Lethal and sublethal of dimethoate and λ-cyhalothrin on bumble bee workers in lab and semi-field design

Pollination is one major ecosystem service in decline, while the demand for pollination services is still increasing. Worldwide 87 of 115 of the leading global food crop species are pollinated by insects and around 35 % of the world's harvest depends on pollinators. In Europe 84 % of cultivated species are pollination dependent. One main group among the pollinating insects are bees, including the most prominent honey bee Apis mellifera, the group of solitary bees and bumble bees. Especially the contribution of bumble bees to pollination is often underestimated, although nowadays it is almost impossible to imagine commercial pollination services without bumble bees. They are often used in orchards, greenhouses where natural pollination is restricted and for plants that need special pollination, such as tomatoes.

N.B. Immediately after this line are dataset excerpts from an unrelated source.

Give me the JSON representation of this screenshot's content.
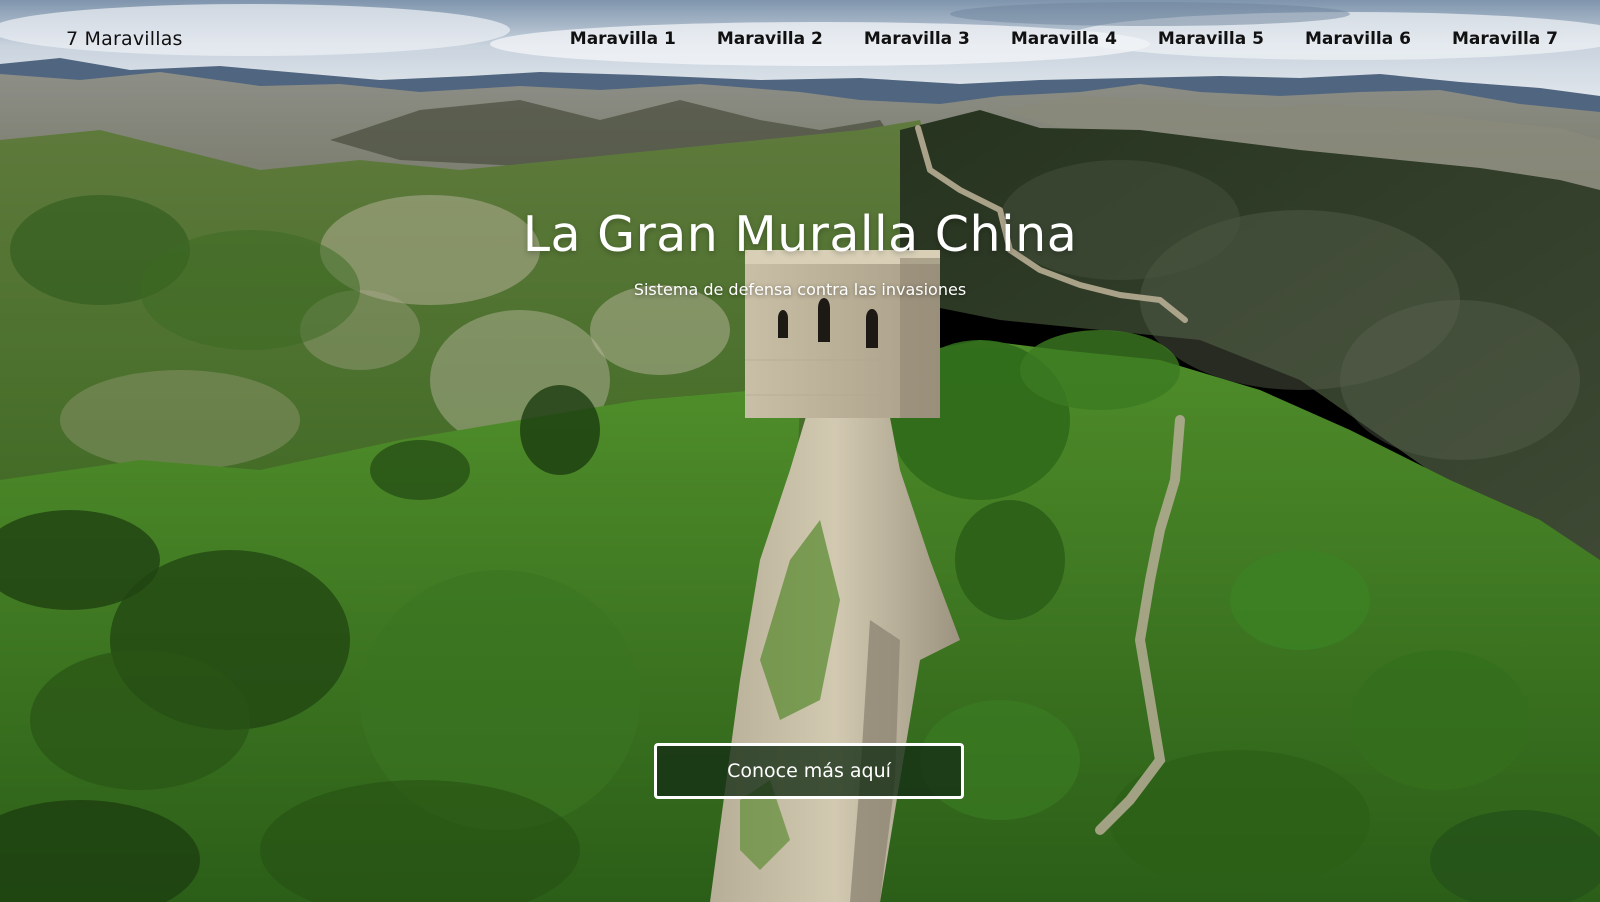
{
  "navbar": {
    "brand": "7 Maravillas",
    "links": [
      {
        "label": "Maravilla 1"
      },
      {
        "label": "Maravilla 2"
      },
      {
        "label": "Maravilla 3"
      },
      {
        "label": "Maravilla 4"
      },
      {
        "label": "Maravilla 5"
      },
      {
        "label": "Maravilla 6"
      },
      {
        "label": "Maravilla 7"
      }
    ]
  },
  "hero": {
    "title": "La Gran Muralla China",
    "subtitle": "Sistema de defensa contra las invasiones",
    "cta_label": "Conoce más aquí"
  },
  "colors": {
    "nav_text": "#111111",
    "hero_text": "#ffffff",
    "button_border": "#ffffff",
    "button_fill": "#142d14"
  }
}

General bee decline and subsequently decreasing pollination is of rising concern. Main reasons for the high honey and bumble bee mortality in the last years are rising pesticide application, habitat fragmentation/destruction including disappearing field margins, which are important habitats mainly due to farming intensification and infection with parasites. Bumble bees are often considered less threatened by pesticide applications due to their higher weight/surface ratio and therefore higher tolerance to pesticides. At the same time some pesticides (e.g. pyrethroids) are sprayed in high concentrations in the morning or evening which avoids contact with honey bees but bumble bee foraging is likely to coincide with the application due to their robustness to low temperatures.

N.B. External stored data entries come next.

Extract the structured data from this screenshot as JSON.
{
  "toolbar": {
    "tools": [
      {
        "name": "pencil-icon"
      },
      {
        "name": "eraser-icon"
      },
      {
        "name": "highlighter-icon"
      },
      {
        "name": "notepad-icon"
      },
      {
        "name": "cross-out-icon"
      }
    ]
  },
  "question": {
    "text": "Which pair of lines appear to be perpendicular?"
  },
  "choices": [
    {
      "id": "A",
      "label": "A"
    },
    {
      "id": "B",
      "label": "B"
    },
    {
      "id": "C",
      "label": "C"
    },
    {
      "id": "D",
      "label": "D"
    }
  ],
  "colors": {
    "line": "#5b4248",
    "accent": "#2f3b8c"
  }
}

Aside from mortality, also sublethal effects have a high impact on the economy and ecology of pollination services since they, among others, reduce foraging ability which results on the one hand in less yield (economical importance) and on the other hand species diversity is decreased (ecological importance). Until now studies only demonstrated sublethal effects that influenced bumble bees e. g. reduced foraging activity. The present study aims to investigate possible effects of insecticide use on the pollination efficiency of bumble bees and therefore the effect on quality and quantity of yield. In semi-field design using small tents (ca. 14 m²) Vicia faba will be treated with the insecticides lambda-cyhalothrine or dimethoate and then pollinated by Bombus terrestris micro-colonies for 30 days. The bean pods are then allowed to ripen and are harvested to investigate quality and quantity of the pods.

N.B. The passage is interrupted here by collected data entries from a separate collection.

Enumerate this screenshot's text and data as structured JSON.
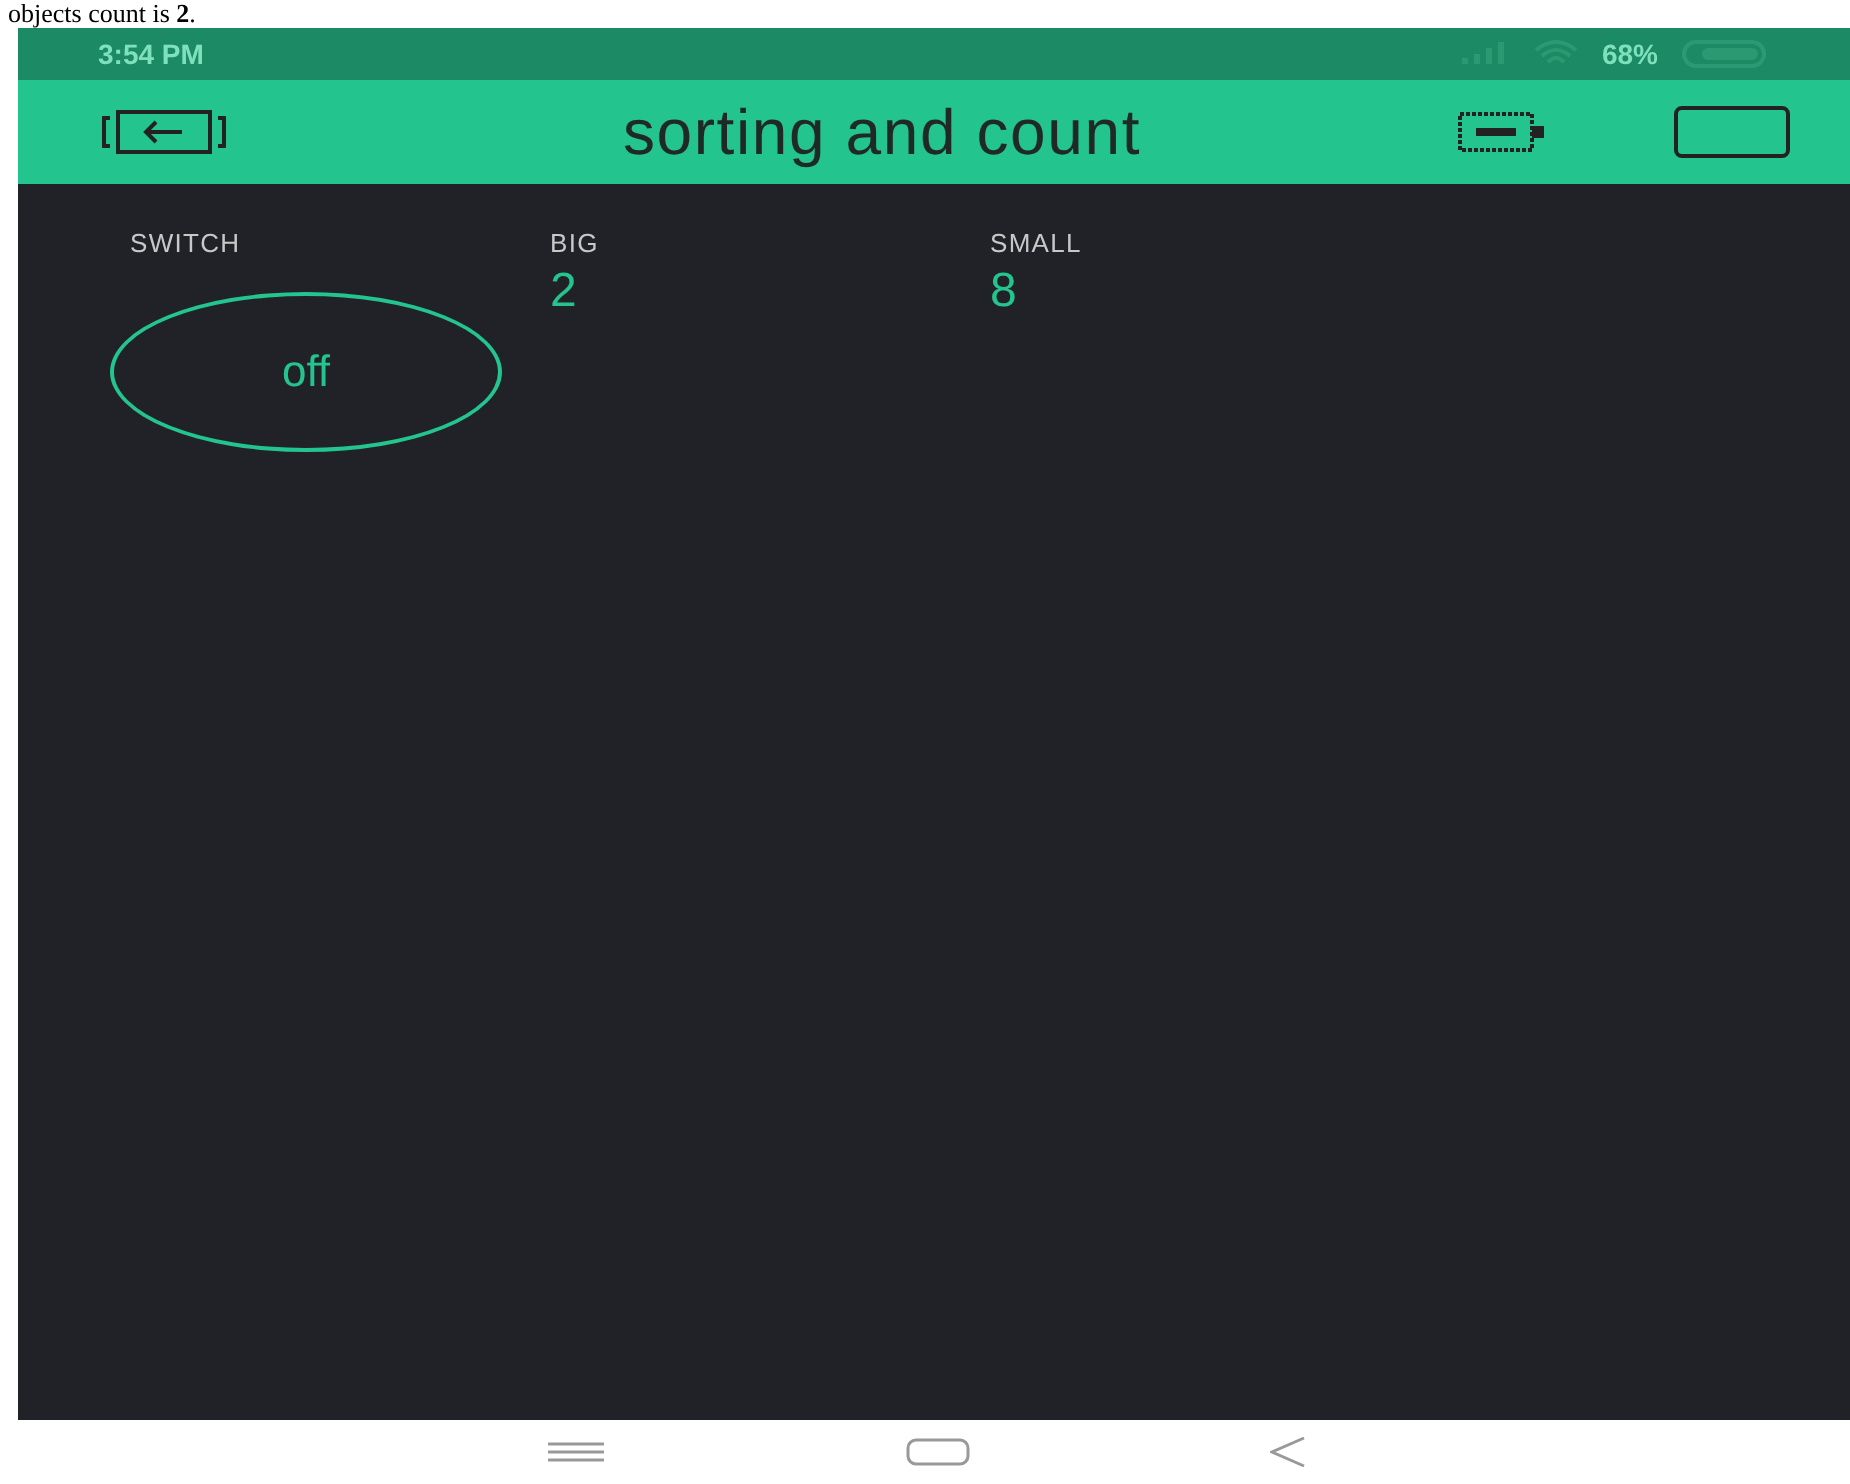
{
  "document_text": "objects count is **2**.",
  "status_bar": {
    "time": "3:54 PM",
    "battery": "68%"
  },
  "header": {
    "title": "sorting and count"
  },
  "widgets": [
    {
      "kind": "switch",
      "label": "SWITCH",
      "text": "off",
      "on": false
    },
    {
      "kind": "value",
      "label": "BIG",
      "value": "2"
    },
    {
      "kind": "value",
      "label": "SMALL",
      "value": "8"
    }
  ]
}
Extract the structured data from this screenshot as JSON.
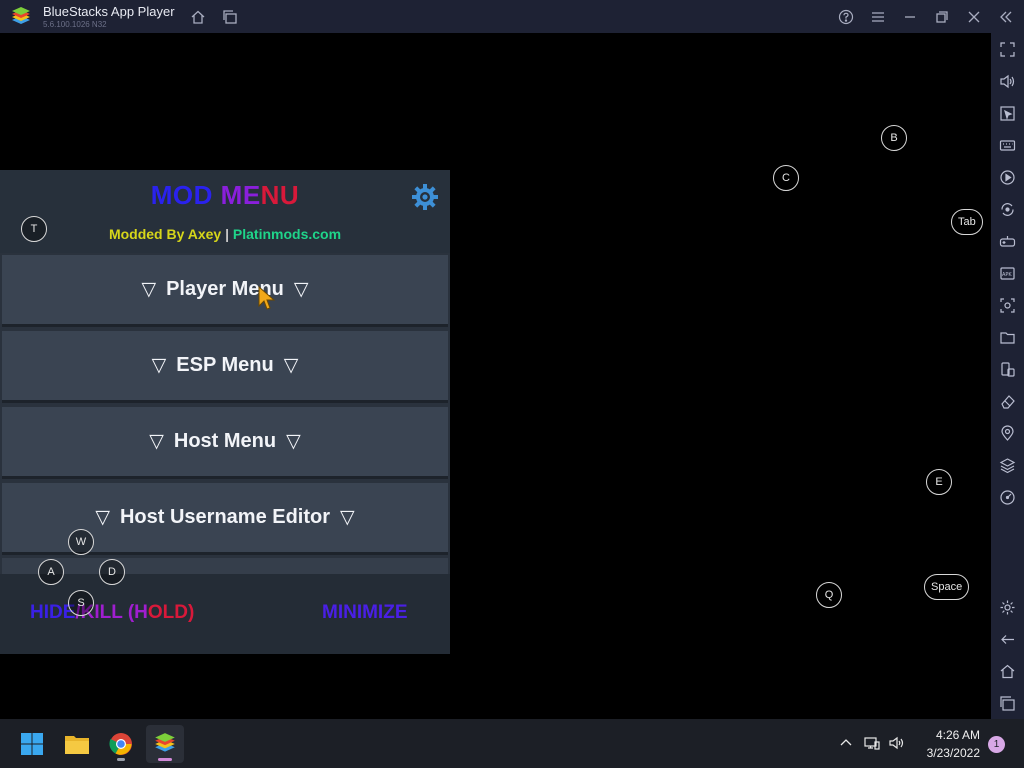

But knowledge gaps do not only exist for sublethal effects, also lethal effects (LC50) are not assessed very well for bumble bees. Representative species for insects is only the honey bee although it is not possible to extrapolate risk assessment from honey to bumble bees due to differences in potential risks. These differences in risks include higher exposure of bumble bees to pesticides due to their foraging habitats in and around crops as well as their smaller colony size. Also the queen is more likely to be exposed to pesticides when building up her colony which could impact the colony strength. This is the reason why the present study does also investigate the lethal effects of the insecticide Perfekthion (active ingredient: dimethoate) on B. terrestris in a laboratory ring test, where EC50 values will be generated for oral and contact toxicity. For the acute contact test additional treatments will be performed with different wetting agent to test for their performance and for impacts on the toxicity of dimethoate. Performance is here defined as suitability to help the active substance to penetrate the insects thorax quickly. The toxicity of wetting agents is until now only addressed by very few papers while no study was conducted on performance of different wetting agents which makes this topic important to investigate.